Stephen Miller, Trump’s deputy chief of staff for policy, gave the game away during an interview with CNN’s Jake Tapper. Tapper was trying to ask about the effects of the administration’s (also illegal) spending freeze, but Miller veered off course into a diatribe against the civil service:
I want to really drill down on this, Jake, because it’s so important. There’s two million employees in the federal government. Overwhelmingly, the career federal service in this country is far left, left-wing.
That’s an absurd claim, unless you consider anyone who doesn’t regard Trump as our divinely anointed ruler far-left. Miller also claimed that 98 percent of USAID workers donated to Kamala Harris or “another left-wing candidate,” which is highly implausible — and also none of his business. The whole point of having a civil service is that the political leanings of federal workers aren’t supposed to matter.
And that professionalism is what they’re trying to kill.
MUSICAL CODA
For the dedicated public servants who will, I fear, finally decide that they can’t take it any more. Maybe a bit too cheerful, but you look for joy where you can find it.

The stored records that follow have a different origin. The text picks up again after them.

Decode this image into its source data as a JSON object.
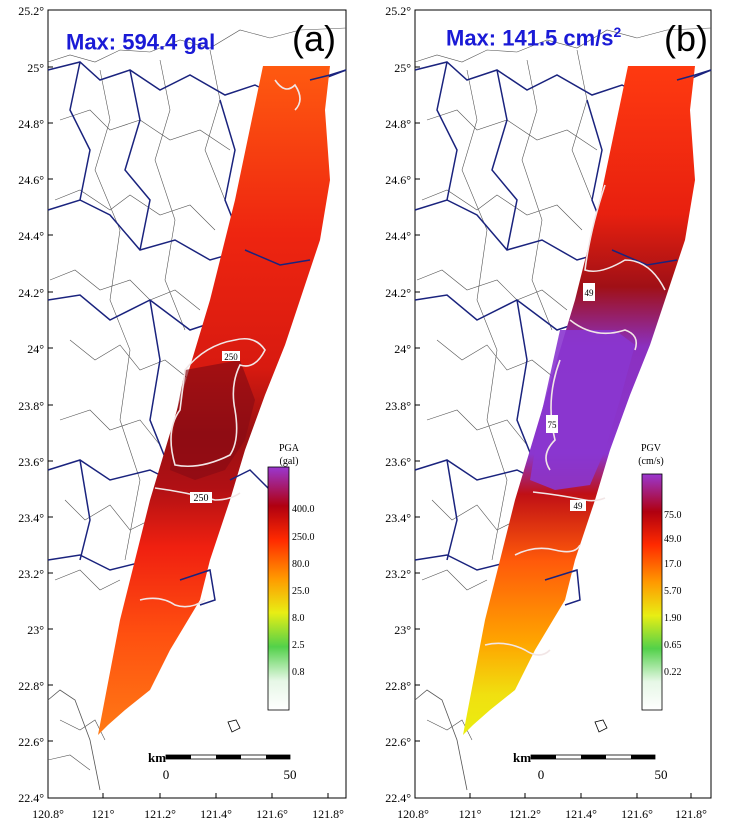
{
  "figure": {
    "lat_labels": [
      "25.2°",
      "25°",
      "24.8°",
      "24.6°",
      "24.4°",
      "24.2°",
      "24°",
      "23.8°",
      "23.6°",
      "23.4°",
      "23.2°",
      "23°",
      "22.8°",
      "22.6°",
      "22.4°"
    ],
    "lon_labels": [
      "120.8°",
      "121°",
      "121.2°",
      "121.4°",
      "121.6°",
      "121.8°"
    ]
  },
  "panels": [
    {
      "id": "a",
      "letter": "(a)",
      "max_prefix": "Max: 594.4 gal",
      "max_sup": "",
      "legend_title": "PGA",
      "legend_unit": "(gal)",
      "legend_values": [
        "400.0",
        "250.0",
        "80.0",
        "25.0",
        "8.0",
        "2.5",
        "0.8"
      ],
      "contour_labels": [
        "250",
        "250"
      ],
      "scale_unit": "km",
      "scale_ticks": [
        "0",
        "50"
      ]
    },
    {
      "id": "b",
      "letter": "(b)",
      "max_prefix": "Max: 141.5 cm/s",
      "max_sup": "2",
      "legend_title": "PGV",
      "legend_unit": "(cm/s)",
      "legend_values": [
        "75.0",
        "49.0",
        "17.0",
        "5.70",
        "1.90",
        "0.65",
        "0.22"
      ],
      "contour_labels": [
        "49",
        "75",
        "49"
      ],
      "scale_unit": "km",
      "scale_ticks": [
        "0",
        "50"
      ]
    }
  ],
  "colors": {
    "legend_scale": [
      "#ffffff",
      "#7dde6c",
      "#22c322",
      "#f2f200",
      "#ff8c00",
      "#ff3a00",
      "#d40000",
      "#8a0010",
      "#9a37d0"
    ],
    "county_border": "#1a237e",
    "town_border": "#555555"
  }
}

For anyone wanting to learn the importance of our federal workers, I highly recommend reading "The Fifth Risk", by Michael Lewis. It's only 220 pages long, but filled with information & examples of how our dedicated federal workers literally save our lives daily by doing their jobs - whether it's by inspecting the meat & poultry we eat, predicting the hurricanes & tornadoes that could kill us, making sure our nuclear facilities are safe from terrorists, or just funding vital programs like school lunches.

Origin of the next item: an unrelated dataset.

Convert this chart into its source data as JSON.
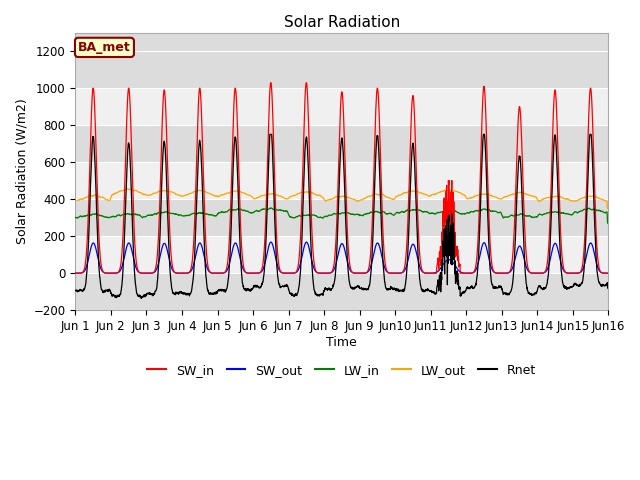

We take these workers' jobs & dedication for granted at our peril. Get the book!
The cats woke me up, yowling. I did what I do every morning, get up, feed them, put on the coffee. Then I opened my email to clear out everything that screamed “don’t do it, don’t read it before the sun is up,” always coffee first, before the current madness.
Then I saw the words “it’s a scam, it’s a purge.” You turned my plans upside down.
I am retired, and I like many of my friends spent years working in public service. I did so because I wanted to make a difference. I have so many friends who are still dedicating every hour of the work day to helping our country. They work for lower pay than their counterparts in the private sector - engineers, accountants, lawyers, scientists, diplomats, health care professionals. They do this because they care about people, the environment, our food systems, national security - they do their jobs because they care about our country.
Many citizens don’t have a clue how much these workers do to make every one of us safe and secure.
When President Authur, in 1883, signed the Pendleton Act he was ensuring that federal government jobs would be awarded on the basis of merit, not cronyism. The act made it unlawful to fire or demote for political reasons employees who were covered by the law. The law forbids requiring employees to give public obeisance or make contributions to a particular party or organization.
Mr. Krugman, you are right this action wrong and illegal. It stinks like a barrel of rotting fish.